得了吩咐,爷儿三个这才站起身。互相看了一眼,全都无奈地晃头叹了口气。也幸亏展昭反应够快。堵不堵楼梯口那是小事,要紧的是这两句话说得让人没有可挑剔之处。反正现在三老同自己人在一起,就是最好的局面。至少不会让狮岩峰上的人有机会颠倒是非黑白。
刚才听到“咔嚓”一声响,小二和掌柜的就都是一咧嘴。心疼那上好的实木楼梯栏杆,同样是担心楼上那些桌椅家伙事儿还能不能保住周全。这会儿见楼上没有打斗的动静,人也一个个地走了下来,掌柜的就想上前说个道理要个赔偿。可见到楼上下来的几个人都身带兵器,脸绷得紧。掌柜的推给帐房,帐房又推给了伙计。可伙计又哪儿敢开口!甚至就连楼下有些个吃饭的客人,以为有人要在这四德庄拼命,不少人都提前结了账离开店门,躲在了不远的地方往这边瞧着。
展昭朝掌柜的微微一笑,虽然心事沉重,这笑容也远不如往日般暖如春风。没有说话,是因为此时此刻,自己不但是三老的一个晚辈,徐良的一个叔叔,还是开封府的护卫。方才那话从自己嘴里说了出去,自己现在就是那个打头阵的。什么事儿都没有把三老带回五柳店重要。又或者说,现在最重要的,就是解决掉这个根本不应该发生的恩怨。
待前辈叔伯离开四德庄的大门。白芸生这才点手唤来掌柜的。留下了五十两白银,表了下歉意。另外还又付了银钱,让四德庄务必在掌灯左右,将五桌上好的素宴送到五柳店。无论如何来者是客,事情解决与否饭都是要吃的。所谓礼多人不怪,既然三老平素里也好这口,早早的预备下自然不是罪过。
往回走的这一路每个人的心都揪在一处。三老步行而来,展昭,蒋平等四人就自然不能骑马。将马匹就寄放在四德庄,让他们连同酒宴一同送回五柳店。可别看老少七位是步行,却因为心中焦急走得极快。尽管大道上人来人往他们没有使用轻功,衹这双脚点地的跨度就不是普通人可比的。
没有交谈,是因为无心交谈。原本苗三爷多少年没有见过徒弟蒋平,师徒有很多话要说。可现在他得看紧自己这个二哥。

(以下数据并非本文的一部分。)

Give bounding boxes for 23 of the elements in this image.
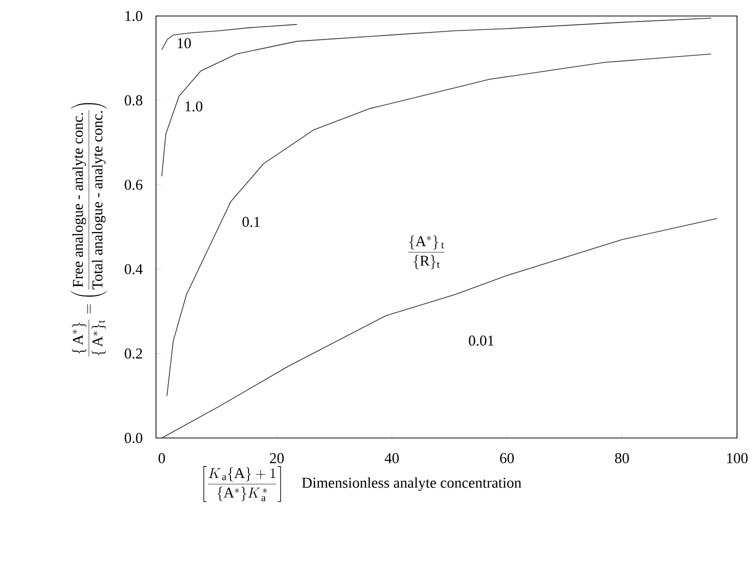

至于左大爷的心里想的则与三弟不同。虽然他不知道徐良是什么人,什么脾气秉性。但他了解王行祖是个什么人。多少年来他就不待见这个脾气暴躁,又目中无人的师侄。但奈何二弟一辈子就收了这么一个弟子,左大爷也就很少多说什么。旁人的态度他或许不信,但展昭的态度他却很是在意。既然展昭敢打保票说徐良不会逃走,那就表明展昭确信徐良没有做亏心之事。如此看来,王行祖的死究竟需不需以命抵命,就有待权衡了。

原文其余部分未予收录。